Elles s'arrêtèrent devant une boutique de vêtements qui leur parut de bonne qualité.
– Où croyez-vous aller comme ça ? fit une voix railleuse dans leur dos.
Les deux jeunes filles se retournèrent vivement. La voix appartenait à une adolescente, qui devait avoir à peu près le même âge qu'elles. Elle était vêtue d'une chemise tachée et d'un pantalon déchiré qui lui descendait sous les genoux. Ses longs cheveux noirs encadraient un visgae fin et pâle, sur lequel se détachaient ses yeux, eux aussi d'un noir corbeau. Un sourire qu'on pourrait qualifier de cruel étirait ses lèvres minces.
– Alors ? les relança-t-elle. Que venez-vous faire ici ?
– Nous voulons... euh... acheter des vêtements, bafouilla Anaïs.
L'inconnue éclata de rire, si violemment que les sœurs eurent un mouvement de recul.
– Vous ? fit-elle en reprenant sa respiration. Vous, vous voulez acheter quelque chose ? Mais laissez-moi rire !
– Et qu'est-ce qui nous en empêcherait ? s'énerva Léna en faisant un pas en avant.
– Mais voyons, rit encore l'adolescente, vous ne pouvez pas en avoir le luxe !
– Et pourquoi pas ?
L'inconnue sembla soudain hésiter.
– Mais... Mais parce que vous êtes comme moi. Vous n'avez pas le Léden, vous êtes des orphelines.
Les jumelles se regardèrent, sans comprendre.
– Le quoi ? interrogea Anaïs, sceptique.
Le regard de l'inconnue se fit cette fois franchement inquiet.
– D'où venez-vous ? leur demanda-t-elle.
Les sœurs ne répondirent pas. Dame Elea avait clairement dit qu'elles ne devaient en aucun cas révéler d'où elles arrivaient.
– Bon, qu'importe, se résigna l'autre. De toute façon je ne vais pas m'encombrer de vous.
Et elle tourna les talons.
– Je... Elle nous a laissé en plan, là ? s'ébahit Anaïs.

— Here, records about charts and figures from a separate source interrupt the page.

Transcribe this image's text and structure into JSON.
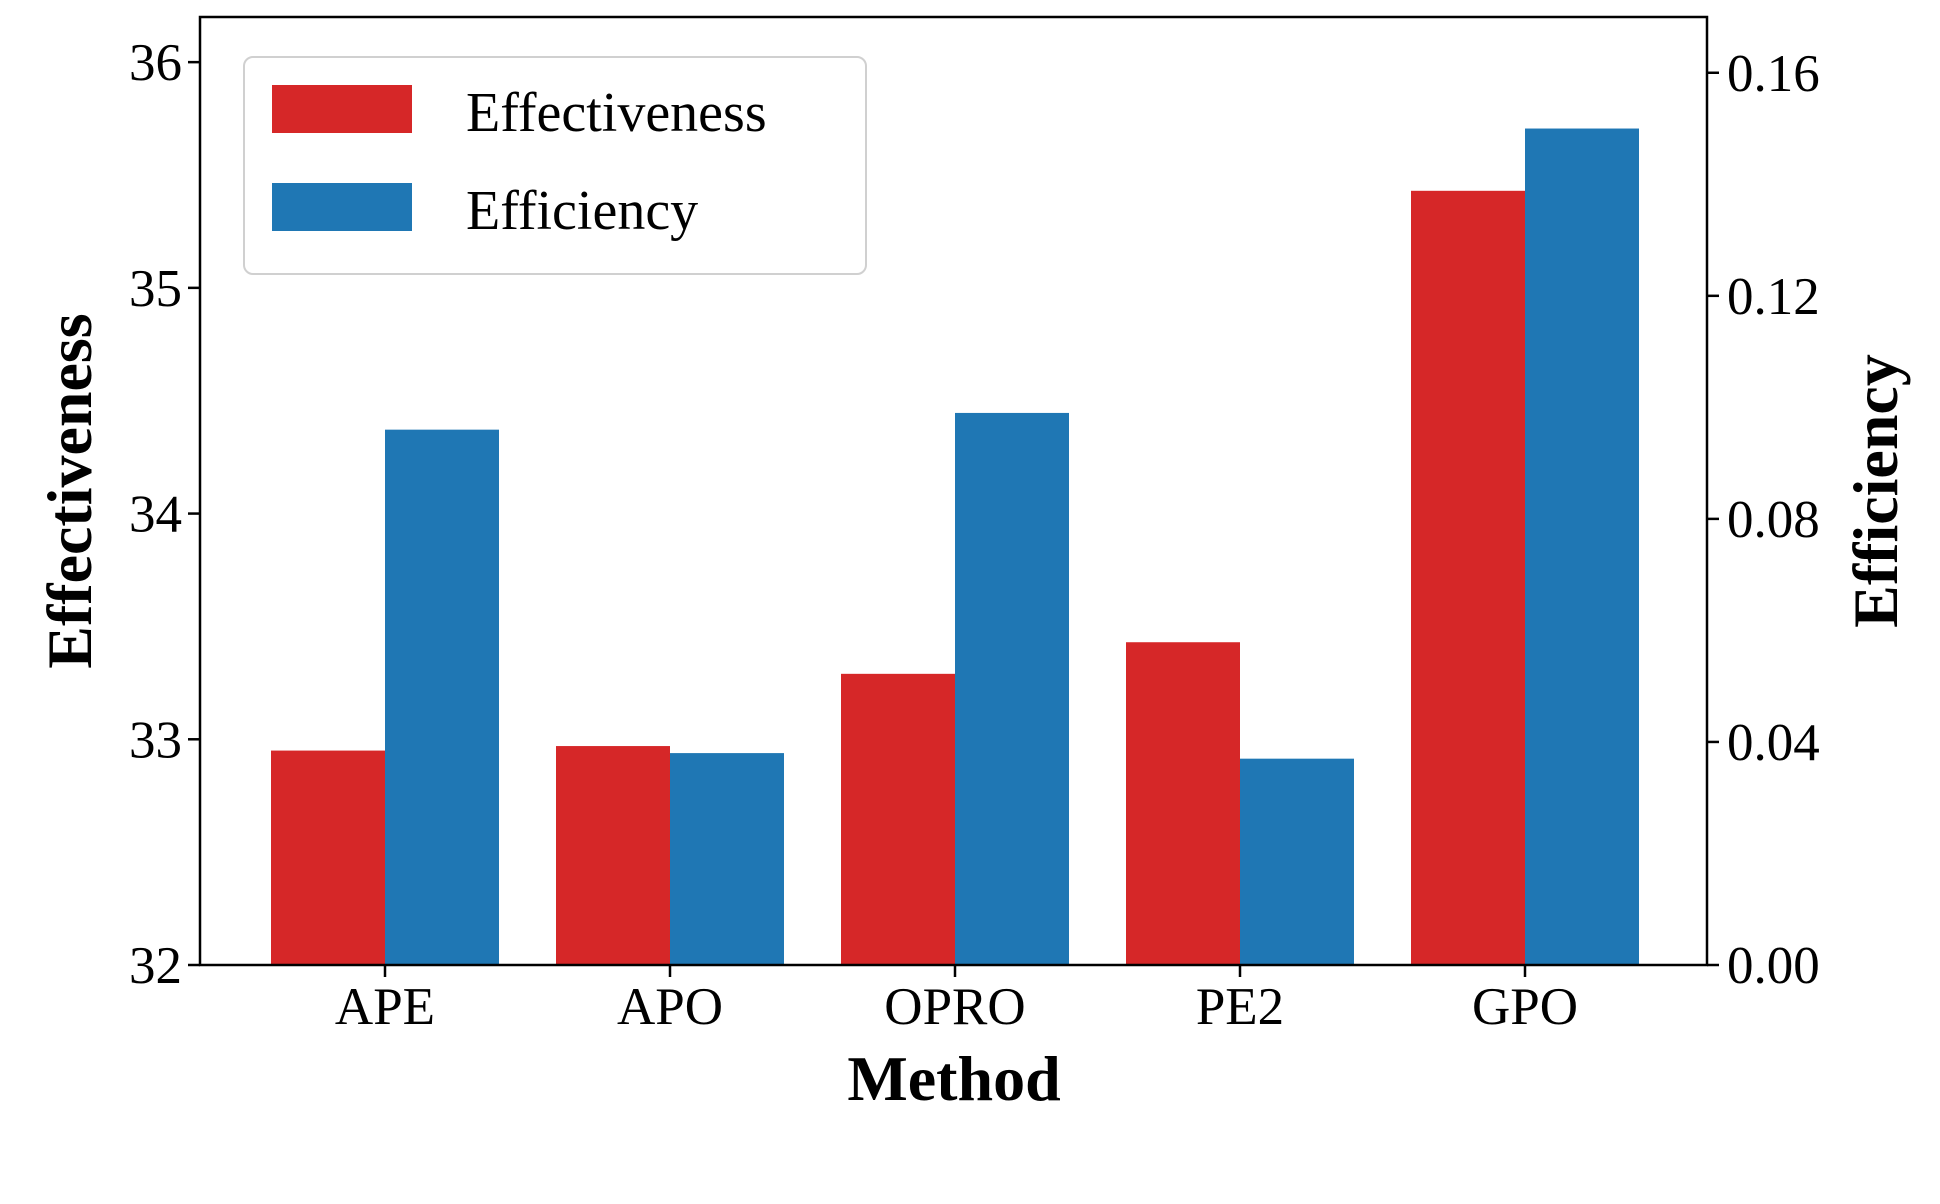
{
  "chart_data": {
    "type": "bar",
    "categories": [
      "APE",
      "APO",
      "OPRO",
      "PE2",
      "GPO"
    ],
    "series": [
      {
        "name": "Effectiveness",
        "axis": "left",
        "color": "#d62728",
        "values": [
          32.95,
          32.97,
          33.29,
          33.43,
          35.43
        ]
      },
      {
        "name": "Efficiency",
        "axis": "right",
        "color": "#1f77b4",
        "values": [
          0.096,
          0.038,
          0.099,
          0.037,
          0.15
        ]
      }
    ],
    "xlabel": "Method",
    "ylabel_left": "Effectiveness",
    "ylabel_right": "Efficiency",
    "ylim_left": [
      32,
      36.2
    ],
    "ylim_right": [
      0,
      0.17
    ],
    "yticks_left": [
      "32",
      "33",
      "34",
      "35",
      "36"
    ],
    "yticks_right": [
      "0.00",
      "0.04",
      "0.08",
      "0.12",
      "0.16"
    ],
    "legend": {
      "position": "top-left",
      "entries": [
        "Effectiveness",
        "Efficiency"
      ]
    },
    "grid": false
  }
}
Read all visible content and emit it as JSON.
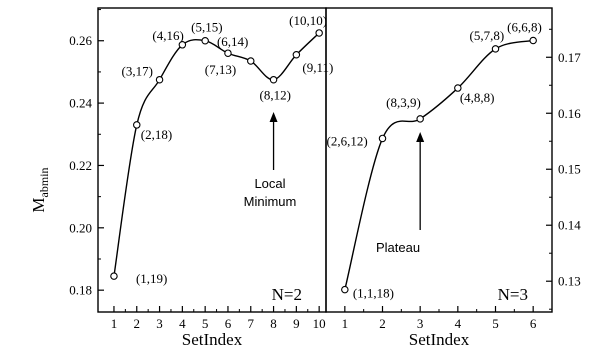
{
  "chart_data": [
    {
      "type": "scatter",
      "panel_label": "N=2",
      "xlabel": "SetIndex",
      "ylabel": "M_abmin",
      "ylabel_main": "M",
      "ylabel_sub": "abmin",
      "xlim": [
        0.3,
        10.3
      ],
      "ylim": [
        0.173,
        0.2705
      ],
      "x_ticks": [
        1,
        2,
        3,
        4,
        5,
        6,
        7,
        8,
        9,
        10
      ],
      "y_ticks": [
        0.18,
        0.2,
        0.22,
        0.24,
        0.26
      ],
      "y_tick_labels": [
        "0.18",
        "0.20",
        "0.22",
        "0.24",
        "0.26"
      ],
      "points": [
        {
          "x": 1,
          "y": 0.1845,
          "label": "(1,19)"
        },
        {
          "x": 2,
          "y": 0.233,
          "label": "(2,18)"
        },
        {
          "x": 3,
          "y": 0.2475,
          "label": "(3,17)"
        },
        {
          "x": 4,
          "y": 0.2587,
          "label": "(4,16)"
        },
        {
          "x": 5,
          "y": 0.26,
          "label": "(5,15)"
        },
        {
          "x": 6,
          "y": 0.256,
          "label": "(6,14)"
        },
        {
          "x": 7,
          "y": 0.2535,
          "label": "(7,13)"
        },
        {
          "x": 8,
          "y": 0.2475,
          "label": "(8,12)"
        },
        {
          "x": 9,
          "y": 0.2555,
          "label": "(9,11)"
        },
        {
          "x": 10,
          "y": 0.2625,
          "label": "(10,10)"
        }
      ],
      "annotation": {
        "lines": [
          "Local",
          "Minimum"
        ],
        "x": 8,
        "y": 0.2475
      }
    },
    {
      "type": "scatter",
      "panel_label": "N=3",
      "xlabel": "SetIndex",
      "xlim": [
        0.5,
        6.5
      ],
      "ylim": [
        0.1245,
        0.1788
      ],
      "x_ticks": [
        1,
        2,
        3,
        4,
        5,
        6
      ],
      "y_ticks": [
        0.13,
        0.14,
        0.15,
        0.16,
        0.17
      ],
      "y_tick_labels": [
        "0.13",
        "0.14",
        "0.15",
        "0.16",
        "0.17"
      ],
      "points": [
        {
          "x": 1,
          "y": 0.1285,
          "label": "(1,1,18)"
        },
        {
          "x": 2,
          "y": 0.1555,
          "label": "(2,6,12)"
        },
        {
          "x": 3,
          "y": 0.159,
          "label": "(8,3,9)"
        },
        {
          "x": 4,
          "y": 0.1645,
          "label": "(4,8,8)"
        },
        {
          "x": 5,
          "y": 0.1715,
          "label": "(5,7,8)"
        },
        {
          "x": 6,
          "y": 0.173,
          "label": "(6,6,8)"
        }
      ],
      "annotation": {
        "lines": [
          "Plateau"
        ],
        "x": 3,
        "y": 0.159
      }
    }
  ]
}
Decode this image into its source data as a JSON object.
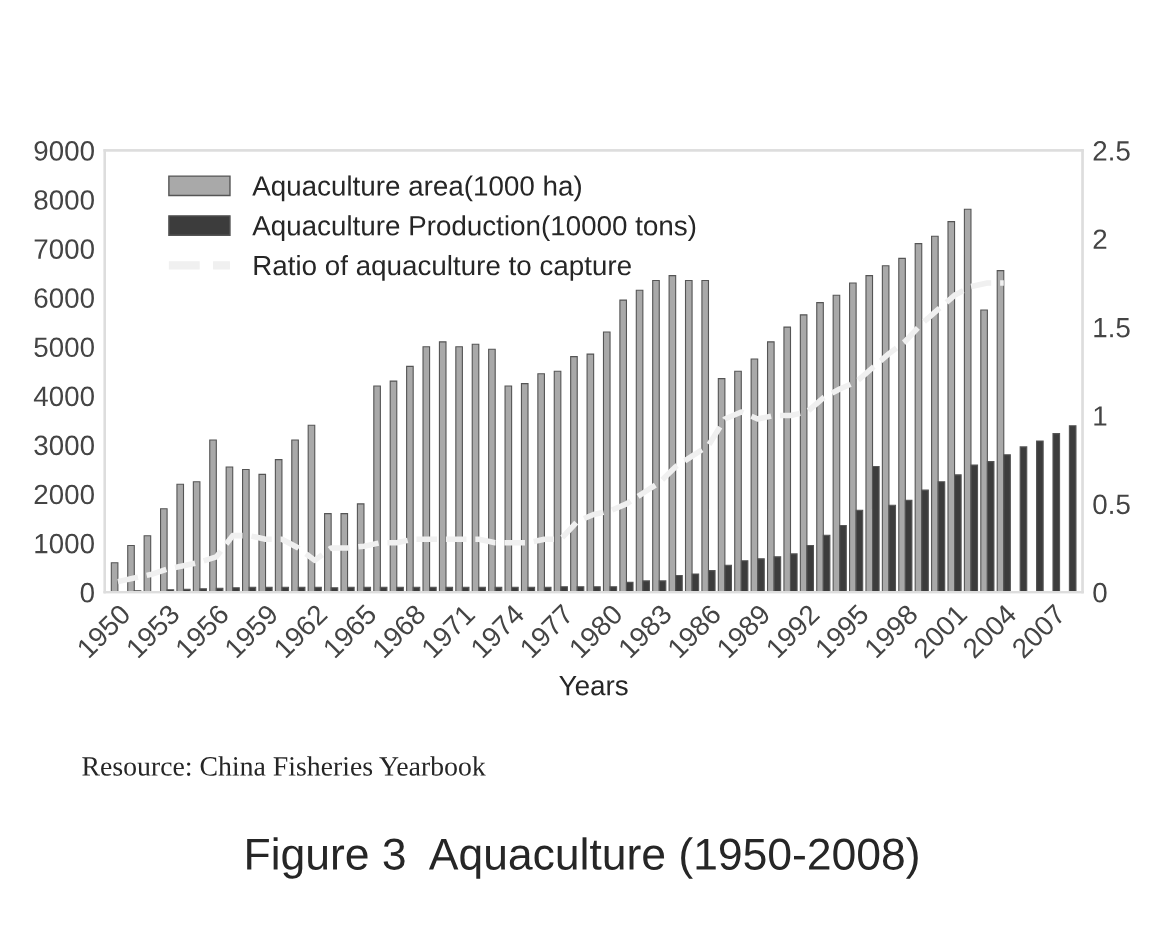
{
  "chart_data": {
    "type": "bar",
    "title": "Figure 3  Aquaculture (1950-2008)",
    "xlabel": "Years",
    "annotations": [
      "Resource: China Fisheries Yearbook"
    ],
    "categories": [
      "1950",
      null,
      null,
      "1953",
      null,
      null,
      "1956",
      null,
      null,
      "1959",
      null,
      null,
      "1962",
      null,
      null,
      "1965",
      null,
      null,
      "1968",
      null,
      null,
      "1971",
      null,
      null,
      "1974",
      null,
      null,
      "1977",
      null,
      null,
      "1980",
      null,
      null,
      "1983",
      null,
      null,
      "1986",
      null,
      null,
      "1989",
      null,
      null,
      "1992",
      null,
      null,
      "1995",
      null,
      null,
      "1998",
      null,
      null,
      "2001",
      null,
      null,
      "2004",
      null,
      null,
      "2007",
      null
    ],
    "series": [
      {
        "name": "Aquaculture area(1000 ha)",
        "axis": "y",
        "color": "#a9a9a9",
        "values": [
          600,
          950,
          1150,
          1700,
          2200,
          2250,
          3100,
          2550,
          2500,
          2400,
          2700,
          3100,
          3400,
          1600,
          1600,
          1800,
          4200,
          4300,
          4600,
          5000,
          5100,
          5000,
          5050,
          4950,
          4200,
          4250,
          4450,
          4500,
          4800,
          4850,
          5300,
          5950,
          6150,
          6350,
          6450,
          6350,
          6350,
          4350,
          4500,
          4750,
          5100,
          5400,
          5650,
          5900,
          6050,
          6300,
          6450,
          6650,
          6800,
          7100,
          7250,
          7550,
          7800,
          5750,
          6550,
          null,
          null,
          null,
          null
        ]
      },
      {
        "name": "Aquaculture Production(10000 tons)",
        "axis": "y",
        "color": "#3c3c3c",
        "values": [
          null,
          30,
          null,
          50,
          60,
          70,
          80,
          90,
          100,
          100,
          100,
          100,
          100,
          90,
          100,
          100,
          100,
          100,
          100,
          100,
          100,
          100,
          100,
          100,
          100,
          100,
          100,
          110,
          110,
          110,
          110,
          200,
          230,
          230,
          340,
          370,
          440,
          550,
          640,
          680,
          720,
          780,
          950,
          1160,
          1360,
          1670,
          2560,
          1770,
          1870,
          2080,
          2250,
          2390,
          2590,
          2660,
          2800,
          2960,
          3080,
          3230,
          3390
        ]
      },
      {
        "name": "Ratio of aquaculture to capture",
        "type": "line",
        "axis": "y2",
        "color": "#f0f0f0",
        "line_style": "dashed",
        "values": [
          0.06,
          0.08,
          0.1,
          0.13,
          0.15,
          0.17,
          0.2,
          0.32,
          0.32,
          0.3,
          0.3,
          0.25,
          0.18,
          0.25,
          0.25,
          0.26,
          0.28,
          0.28,
          0.3,
          0.3,
          0.3,
          0.3,
          0.3,
          0.28,
          0.28,
          0.28,
          0.3,
          0.3,
          0.4,
          0.44,
          0.46,
          0.5,
          0.56,
          0.62,
          0.71,
          0.77,
          0.83,
          0.98,
          1.02,
          0.98,
          1.0,
          1.0,
          1.02,
          1.1,
          1.15,
          1.19,
          1.27,
          1.35,
          1.42,
          1.52,
          1.6,
          1.68,
          1.73,
          1.75,
          1.75,
          null,
          null,
          null,
          null
        ]
      }
    ],
    "ylim": [
      0,
      9000
    ],
    "yticks": [
      0,
      1000,
      2000,
      3000,
      4000,
      5000,
      6000,
      7000,
      8000,
      9000
    ],
    "y2lim": [
      0,
      2.5
    ],
    "y2ticks": [
      0,
      0.5,
      1,
      1.5,
      2,
      2.5
    ],
    "legend": "top left",
    "grid": false
  }
}
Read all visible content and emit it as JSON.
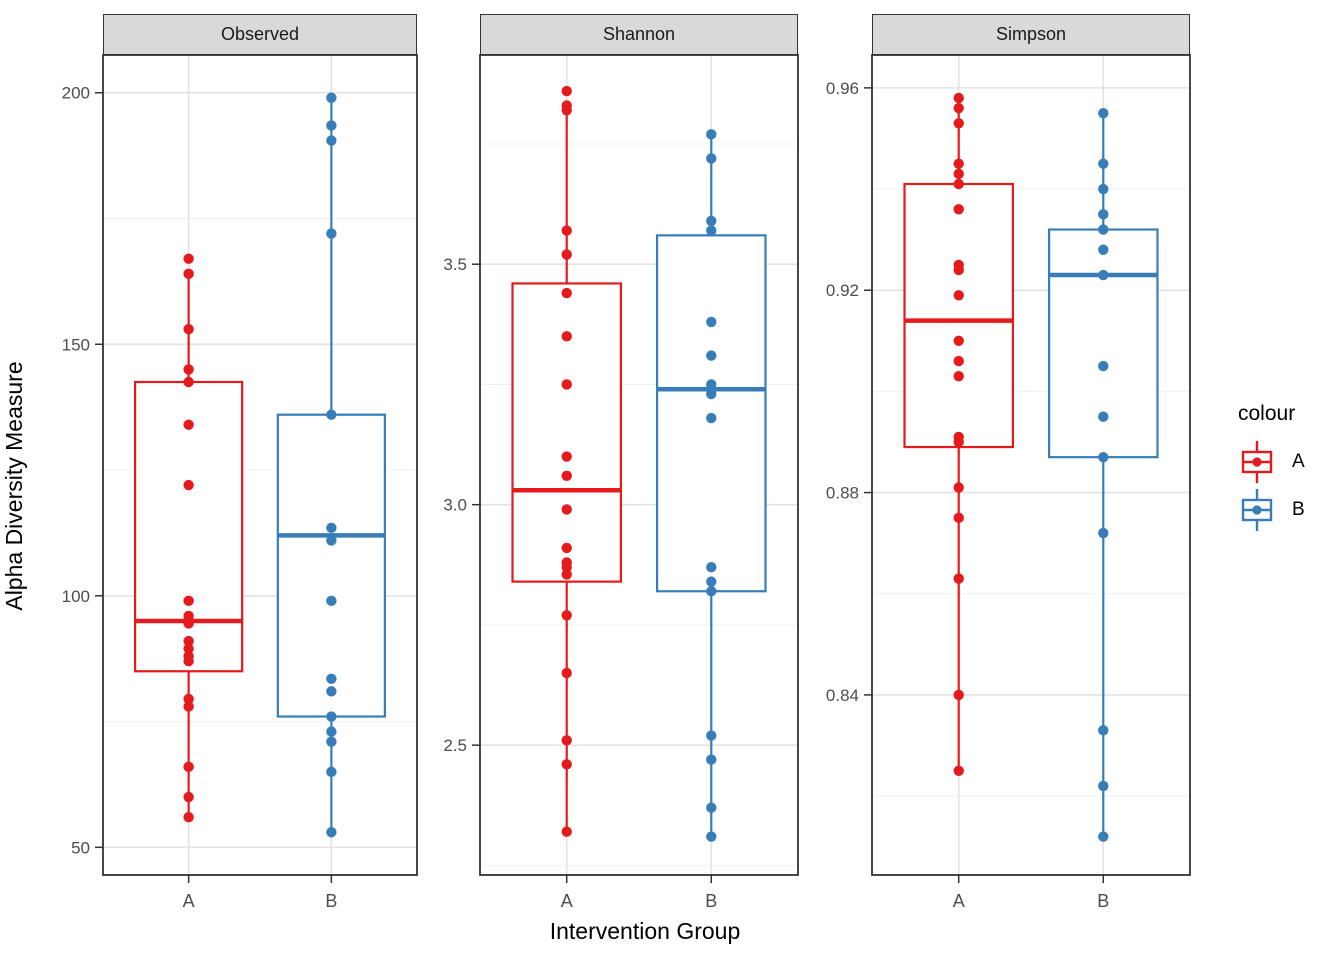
{
  "figure": {
    "ylabel": "Alpha Diversity Measure",
    "xlabel": "Intervention Group"
  },
  "legend": {
    "title": "colour",
    "entries": [
      {
        "label": "A",
        "color": "#E41A1C"
      },
      {
        "label": "B",
        "color": "#377EB8"
      }
    ]
  },
  "theme": {
    "strip_fill": "#D9D9D9",
    "panel_border": "#333333",
    "grid_major": "#E3E3E3",
    "grid_minor": "#F0F0F0",
    "tick_color": "#333333",
    "axis_text": "#4D4D4D",
    "red": "#E41A1C",
    "blue": "#377EB8"
  },
  "chart_data": [
    {
      "type": "boxplot",
      "title": "Observed",
      "categories": [
        "A",
        "B"
      ],
      "ylim": [
        44.5,
        207.5
      ],
      "yticks": [
        50,
        100,
        150,
        200
      ],
      "ytick_labels": [
        "50",
        "100",
        "150",
        "200"
      ],
      "yticks_minor": [
        75,
        125,
        175
      ],
      "grid": true,
      "series": [
        {
          "name": "A",
          "color": "#E41A1C",
          "box": {
            "min": 56,
            "q1": 85,
            "median": 95,
            "q3": 142.5,
            "max": 164
          },
          "points": [
            167,
            164,
            153,
            145,
            142.5,
            134,
            122,
            99,
            96,
            95,
            94.5,
            91,
            89.5,
            88,
            87,
            79.5,
            78,
            66,
            60,
            56
          ]
        },
        {
          "name": "B",
          "color": "#377EB8",
          "box": {
            "min": 53,
            "q1": 76,
            "median": 112,
            "q3": 136,
            "max": 199
          },
          "points": [
            199,
            193.5,
            190.5,
            172,
            136,
            113.5,
            111,
            99,
            83.5,
            81,
            76,
            73,
            71,
            65,
            53
          ]
        }
      ]
    },
    {
      "type": "boxplot",
      "title": "Shannon",
      "categories": [
        "A",
        "B"
      ],
      "ylim": [
        2.23,
        3.935
      ],
      "yticks": [
        2.5,
        3.0,
        3.5
      ],
      "ytick_labels": [
        "2.5",
        "3.0",
        "3.5"
      ],
      "yticks_minor": [
        2.25,
        2.75,
        3.25,
        3.75
      ],
      "grid": true,
      "series": [
        {
          "name": "A",
          "color": "#E41A1C",
          "box": {
            "min": 2.32,
            "q1": 2.84,
            "median": 3.03,
            "q3": 3.46,
            "max": 3.83
          },
          "points": [
            3.86,
            3.83,
            3.82,
            3.57,
            3.52,
            3.44,
            3.35,
            3.25,
            3.1,
            3.06,
            2.99,
            2.91,
            2.88,
            2.87,
            2.855,
            2.77,
            2.65,
            2.51,
            2.46,
            2.32
          ]
        },
        {
          "name": "B",
          "color": "#377EB8",
          "box": {
            "min": 2.31,
            "q1": 2.82,
            "median": 3.24,
            "q3": 3.56,
            "max": 3.77
          },
          "points": [
            3.77,
            3.72,
            3.59,
            3.57,
            3.38,
            3.31,
            3.25,
            3.23,
            3.18,
            2.87,
            2.84,
            2.82,
            2.52,
            2.47,
            2.37,
            2.31
          ]
        }
      ]
    },
    {
      "type": "boxplot",
      "title": "Simpson",
      "categories": [
        "A",
        "B"
      ],
      "ylim": [
        0.8044,
        0.9665
      ],
      "yticks": [
        0.84,
        0.88,
        0.92,
        0.96
      ],
      "ytick_labels": [
        "0.84",
        "0.88",
        "0.92",
        "0.96"
      ],
      "yticks_minor": [
        0.82,
        0.86,
        0.9,
        0.94
      ],
      "grid": true,
      "series": [
        {
          "name": "A",
          "color": "#E41A1C",
          "box": {
            "min": 0.825,
            "q1": 0.889,
            "median": 0.914,
            "q3": 0.941,
            "max": 0.956
          },
          "points": [
            0.958,
            0.956,
            0.953,
            0.945,
            0.943,
            0.941,
            0.936,
            0.925,
            0.924,
            0.919,
            0.91,
            0.906,
            0.903,
            0.891,
            0.89,
            0.881,
            0.875,
            0.863,
            0.84,
            0.825
          ]
        },
        {
          "name": "B",
          "color": "#377EB8",
          "box": {
            "min": 0.812,
            "q1": 0.887,
            "median": 0.923,
            "q3": 0.932,
            "max": 0.955
          },
          "points": [
            0.955,
            0.945,
            0.94,
            0.935,
            0.932,
            0.928,
            0.923,
            0.905,
            0.895,
            0.887,
            0.872,
            0.833,
            0.822,
            0.812
          ]
        }
      ]
    }
  ]
}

– On dirait bien, répondit sa sœur. Et avec encore plus de questions...
– On fait quoi ? On lui court après ?
– Pour quoi faire ? elle a été claire : elle ne veut pas de nous.
Elles n'eurent pas le temps de réfléchir plus longtemps qu'une bande de jeunes à l'air beaucoup plus dangereux que la fille d'avant les aborda.
– Alors, les pouilleuse, lança celui qui semblait être le chef du groupe, l'oiseau de malheur vous a laissé en vie ? Eh ben on va se charger du travail à sa place, pas vrai les gars ?
Les autres ricanèrent.
– Qu'est-ce qu'on fait ?! souffla Anaïs à l'oreille de sa sœur, paniquée.
– On se bat, répondit-elle d'une voix dure.
– Mais avec quoi ?
– Avec nos pouvoirs. Ils ne savent pas que nous les possédons.
– Mais Léna tu es folle ! Je ne maîtrise pas du tout le feu ! Tu as bien vu comment ça s'est fini la dernière fois !
– On a pas le choix, sœurette.
Les jumelles se redressèrent donc dans une attitude de défi, bien que leur corps trembla.
– Allez-y ! brailla le leader belliqueux. Mettez-les en pièces !
Et ils se jetèrent sur les jeunes filles.
Anaïs se concentra de toutes ses forces pour tenter d'invoquer le feu dans sa main. Elle tâcha de se rappeler les sensations qu'elle avait eu la première fois et, après quelques secondes, une flammèche timide naquit sur sa paume. La clé qu'elle portait au cou se mit à chauffer, renforçant la langue de flamme dans sa main. À côté d'elle, Léna assaillait leur adversaires avf des vagues de liquide de plus en plus faible. Elle fatiguait.
La jeune fille banda ses muscles et projeta un torrent de flammes sur les adolescents face à elle. Ceux-ci poussèrent des hurlements de douleur, et s'enfuirent, les vêtements en feu.
Trois d'entre eux restèrent immobiles sur le sol.
Morts.
– J'ai changé d'avis, fit une voix féminine derrière elles. Suivez-moi.